Real effect of stock buybacks
Joe Surber
Growth Consulting | Enterprise and Business Strategy | B2B Business Development Marketing
I have often expressed my frustration with American Airlines on this site. I have even contemplated moving out of Charlotte so I could fly a better airline. My complaint is not about cancelled flights or an occasionally surly associate. My complaint is that it is obvious $AAL is not investing in their employees and processes. Their commitment to the customer experience is too obviously missing.
With all the recent press on airline bailouts and stock buybacks, I thought I'd run some top-level numbers to see if my assumptions are right.
At first glance, it appears that AAL is in line with key competitors on total buybacks.
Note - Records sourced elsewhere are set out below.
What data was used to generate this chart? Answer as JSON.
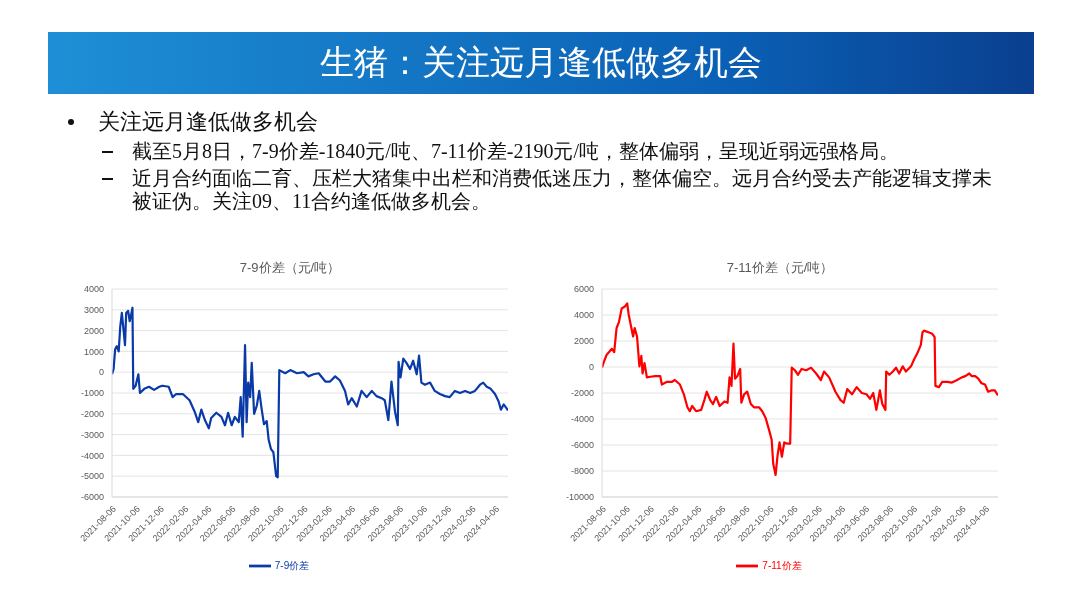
{
  "chart_data": [
    {
      "type": "other",
      "title": "生猪：关注远月逢低做多机会",
      "annotations": [
        "关注远月逢低做多机会",
        "截至5月8日，7-9价差-1840元/吨、7-11价差-2190元/吨，整体偏弱，呈现近弱远强格局。",
        "近月合约面临二育、压栏大猪集中出栏和消费低迷压力，整体偏空。远月合约受去产能逻辑支撑未被证伪。关注09、11合约逢低做多机会。"
      ]
    },
    {
      "type": "line",
      "title": "7-9价差（元/吨）",
      "legend": "bottom",
      "grid": "y",
      "x": [
        "2021-08-06",
        "2021-08-10",
        "2021-08-14",
        "2021-08-18",
        "2021-08-23",
        "2021-08-27",
        "2021-08-31",
        "2021-09-05",
        "2021-09-08",
        "2021-09-11",
        "2021-09-16",
        "2021-09-20",
        "2021-09-23",
        "2021-09-27",
        "2021-09-29",
        "2021-10-05",
        "2021-10-12",
        "2021-10-16",
        "2021-10-27",
        "2021-11-08",
        "2021-11-21",
        "2021-12-04",
        "2021-12-12",
        "2021-12-28",
        "2022-01-07",
        "2022-01-16",
        "2022-02-02",
        "2022-02-19",
        "2022-03-04",
        "2022-03-13",
        "2022-03-21",
        "2022-03-30",
        "2022-04-09",
        "2022-04-15",
        "2022-04-28",
        "2022-05-11",
        "2022-05-20",
        "2022-05-28",
        "2022-06-06",
        "2022-06-14",
        "2022-06-24",
        "2022-06-29",
        "2022-07-04",
        "2022-07-10",
        "2022-07-14",
        "2022-07-18",
        "2022-07-23",
        "2022-07-27",
        "2022-08-02",
        "2022-08-09",
        "2022-08-15",
        "2022-08-21",
        "2022-08-27",
        "2022-09-03",
        "2022-09-08",
        "2022-09-14",
        "2022-09-20",
        "2022-09-27",
        "2022-10-01",
        "2022-10-05",
        "2022-10-20",
        "2022-11-02",
        "2022-11-19",
        "2022-12-06",
        "2022-12-18",
        "2022-12-31",
        "2023-01-13",
        "2023-01-30",
        "2023-02-11",
        "2023-02-24",
        "2023-03-08",
        "2023-03-21",
        "2023-03-29",
        "2023-04-07",
        "2023-04-20",
        "2023-05-02",
        "2023-05-15",
        "2023-05-28",
        "2023-06-09",
        "2023-06-22",
        "2023-06-30",
        "2023-07-09",
        "2023-07-17",
        "2023-07-26",
        "2023-08-02",
        "2023-08-04",
        "2023-08-09",
        "2023-08-16",
        "2023-08-24",
        "2023-09-02",
        "2023-09-10",
        "2023-09-19",
        "2023-09-25",
        "2023-10-01",
        "2023-10-10",
        "2023-10-23",
        "2023-11-04",
        "2023-11-17",
        "2023-11-30",
        "2023-12-12",
        "2023-12-25",
        "2024-01-07",
        "2024-01-20",
        "2024-02-02",
        "2024-02-14",
        "2024-02-27",
        "2024-03-06",
        "2024-03-15",
        "2024-03-25",
        "2024-04-05",
        "2024-04-14",
        "2024-04-20",
        "2024-04-27",
        "2024-05-05",
        "2024-05-08"
      ],
      "series": [
        {
          "name": "7-9价差",
          "color": "#0a3aa8",
          "values": [
            -100,
            150,
            1100,
            1250,
            1000,
            2200,
            2850,
            1900,
            1300,
            2850,
            2950,
            2450,
            2700,
            3100,
            -800,
            -650,
            -100,
            -1000,
            -800,
            -700,
            -850,
            -700,
            -650,
            -700,
            -1200,
            -1050,
            -1050,
            -1350,
            -1900,
            -2400,
            -1800,
            -2300,
            -2700,
            -2200,
            -1950,
            -2150,
            -2550,
            -1950,
            -2550,
            -2150,
            -2400,
            -1200,
            -3100,
            1300,
            -2400,
            -500,
            -1200,
            450,
            -2000,
            -1600,
            -900,
            -1750,
            -2500,
            -2350,
            -3250,
            -3700,
            -3850,
            -5000,
            -5050,
            100,
            -50,
            100,
            -50,
            0,
            -200,
            -100,
            -50,
            -450,
            -450,
            -200,
            -400,
            -900,
            -1550,
            -1250,
            -1650,
            -900,
            -1200,
            -900,
            -1150,
            -1250,
            -1350,
            -2300,
            -450,
            -1900,
            -2550,
            500,
            -250,
            650,
            450,
            150,
            550,
            -100,
            800,
            -500,
            -600,
            -500,
            -900,
            -1050,
            -1150,
            -1200,
            -900,
            -1000,
            -900,
            -1000,
            -900,
            -600,
            -500,
            -700,
            -800,
            -1050,
            -1400,
            -1800,
            -1550,
            -1750,
            -1840
          ]
        }
      ],
      "xlim": [
        "2021-08-06",
        "2024-05-08"
      ],
      "xticks": [
        "2021-08-06",
        "2021-10-06",
        "2021-12-06",
        "2022-02-06",
        "2022-04-06",
        "2022-06-06",
        "2022-08-06",
        "2022-10-06",
        "2022-12-06",
        "2023-02-06",
        "2023-04-06",
        "2023-06-06",
        "2023-08-06",
        "2023-10-06",
        "2023-12-06",
        "2024-02-06",
        "2024-04-06"
      ],
      "ylim": [
        -6000,
        4000
      ],
      "yticks": [
        -6000,
        -5000,
        -4000,
        -3000,
        -2000,
        -1000,
        0,
        1000,
        2000,
        3000,
        4000
      ]
    },
    {
      "type": "line",
      "title": "7-11价差（元/吨）",
      "legend": "bottom",
      "grid": "y",
      "x": [
        "2021-08-06",
        "2021-08-12",
        "2021-08-18",
        "2021-08-24",
        "2021-08-31",
        "2021-09-06",
        "2021-09-12",
        "2021-09-18",
        "2021-09-25",
        "2021-10-03",
        "2021-10-09",
        "2021-10-13",
        "2021-10-19",
        "2021-10-24",
        "2021-10-28",
        "2021-11-03",
        "2021-11-09",
        "2021-11-14",
        "2021-11-17",
        "2021-11-22",
        "2021-11-28",
        "2021-12-07",
        "2021-12-19",
        "2022-01-01",
        "2022-01-05",
        "2022-01-17",
        "2022-01-30",
        "2022-02-07",
        "2022-02-20",
        "2022-03-02",
        "2022-03-11",
        "2022-03-17",
        "2022-03-23",
        "2022-04-02",
        "2022-04-15",
        "2022-04-23",
        "2022-04-29",
        "2022-05-08",
        "2022-05-15",
        "2022-05-23",
        "2022-06-01",
        "2022-06-13",
        "2022-06-21",
        "2022-06-26",
        "2022-07-01",
        "2022-07-06",
        "2022-07-10",
        "2022-07-16",
        "2022-07-23",
        "2022-07-26",
        "2022-08-02",
        "2022-08-10",
        "2022-08-19",
        "2022-08-27",
        "2022-09-09",
        "2022-09-17",
        "2022-09-26",
        "2022-10-04",
        "2022-10-11",
        "2022-10-15",
        "2022-10-21",
        "2022-10-26",
        "2022-10-31",
        "2022-11-06",
        "2022-11-12",
        "2022-11-20",
        "2022-11-27",
        "2022-12-01",
        "2022-12-09",
        "2022-12-17",
        "2022-12-26",
        "2023-01-07",
        "2023-01-19",
        "2023-02-01",
        "2023-02-13",
        "2023-02-21",
        "2023-03-06",
        "2023-03-14",
        "2023-03-22",
        "2023-04-04",
        "2023-04-12",
        "2023-04-21",
        "2023-05-03",
        "2023-05-15",
        "2023-05-28",
        "2023-06-09",
        "2023-06-18",
        "2023-06-26",
        "2023-07-04",
        "2023-07-13",
        "2023-07-19",
        "2023-07-27",
        "2023-07-29",
        "2023-08-06",
        "2023-08-15",
        "2023-08-23",
        "2023-08-31",
        "2023-09-09",
        "2023-09-17",
        "2023-09-30",
        "2023-10-08",
        "2023-10-16",
        "2023-10-25",
        "2023-10-29",
        "2023-11-02",
        "2023-11-15",
        "2023-11-23",
        "2023-11-29",
        "2023-12-01",
        "2023-12-10",
        "2023-12-18",
        "2023-12-31",
        "2024-01-12",
        "2024-01-25",
        "2024-02-06",
        "2024-02-15",
        "2024-02-25",
        "2024-03-02",
        "2024-03-11",
        "2024-03-19",
        "2024-03-27",
        "2024-04-05",
        "2024-04-13",
        "2024-04-21",
        "2024-04-30",
        "2024-05-08"
      ],
      "series": [
        {
          "name": "7-11价差",
          "color": "#ff0000",
          "values": [
            -50,
            500,
            950,
            1150,
            1400,
            1150,
            3000,
            3450,
            4500,
            4650,
            4900,
            4000,
            3100,
            2350,
            3000,
            2350,
            50,
            850,
            -500,
            300,
            -800,
            -750,
            -700,
            -700,
            -1350,
            -1150,
            -1150,
            -1000,
            -1350,
            -2100,
            -3100,
            -3400,
            -3000,
            -3400,
            -3300,
            -2550,
            -1900,
            -2550,
            -2850,
            -2300,
            -3000,
            -2650,
            -2750,
            -800,
            -1450,
            1800,
            -900,
            -700,
            -150,
            -2750,
            -2100,
            -1900,
            -2850,
            -3100,
            -3100,
            -3400,
            -3950,
            -4800,
            -5600,
            -7450,
            -8300,
            -6800,
            -5800,
            -6900,
            -5800,
            -5900,
            -5900,
            -50,
            -250,
            -600,
            -150,
            -250,
            -50,
            -500,
            -1000,
            -350,
            -800,
            -1350,
            -1900,
            -2550,
            -2750,
            -1700,
            -2100,
            -1550,
            -2000,
            -2100,
            -2450,
            -2000,
            -3300,
            -1800,
            -2850,
            -3300,
            -350,
            -600,
            -350,
            -50,
            -500,
            50,
            -350,
            50,
            600,
            1050,
            1700,
            2650,
            2800,
            2650,
            2550,
            2300,
            -1450,
            -1550,
            -1150,
            -1150,
            -1200,
            -1000,
            -800,
            -700,
            -500,
            -700,
            -700,
            -900,
            -1250,
            -1350,
            -1900,
            -1800,
            -1800,
            -2190
          ]
        }
      ],
      "xlim": [
        "2021-08-06",
        "2024-05-08"
      ],
      "xticks": [
        "2021-08-06",
        "2021-10-06",
        "2021-12-06",
        "2022-02-06",
        "2022-04-06",
        "2022-06-06",
        "2022-08-06",
        "2022-10-06",
        "2022-12-06",
        "2023-02-06",
        "2023-04-06",
        "2023-06-06",
        "2023-08-06",
        "2023-10-06",
        "2023-12-06",
        "2024-02-06",
        "2024-04-06"
      ],
      "ylim": [
        -10000,
        6000
      ],
      "yticks": [
        -10000,
        -8000,
        -6000,
        -4000,
        -2000,
        0,
        2000,
        4000,
        6000
      ]
    }
  ]
}
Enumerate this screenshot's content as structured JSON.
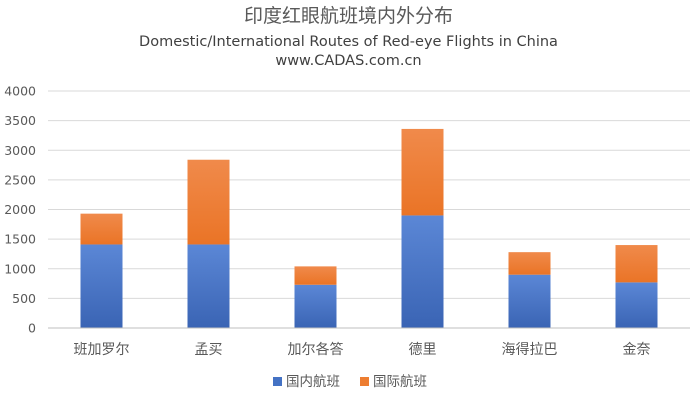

However, once we take into account Free Cash Flow (FCF), it is obvious AAL is spending money they don't have. Since the only reason to buy your own stock is to artificially inflate the price, only a small portion of profits (FCF in this case) should be allocated to stock buybacks.
The end result of this waste of capital is a downward spiral of their own making. Create a negative experience and customers will pay less. This leads to lower profits, then a lower stock price, which they solve by spending (or borrowing) money to artificially raise the stock price instead of creating a good experience. Rinse. Repeat.
I'm not sure $AAL will survive this downturn. I'm certain that the leadership team should not. The tens of thousands of employees have been betrayed. For them, and only them, offer some form of financial support.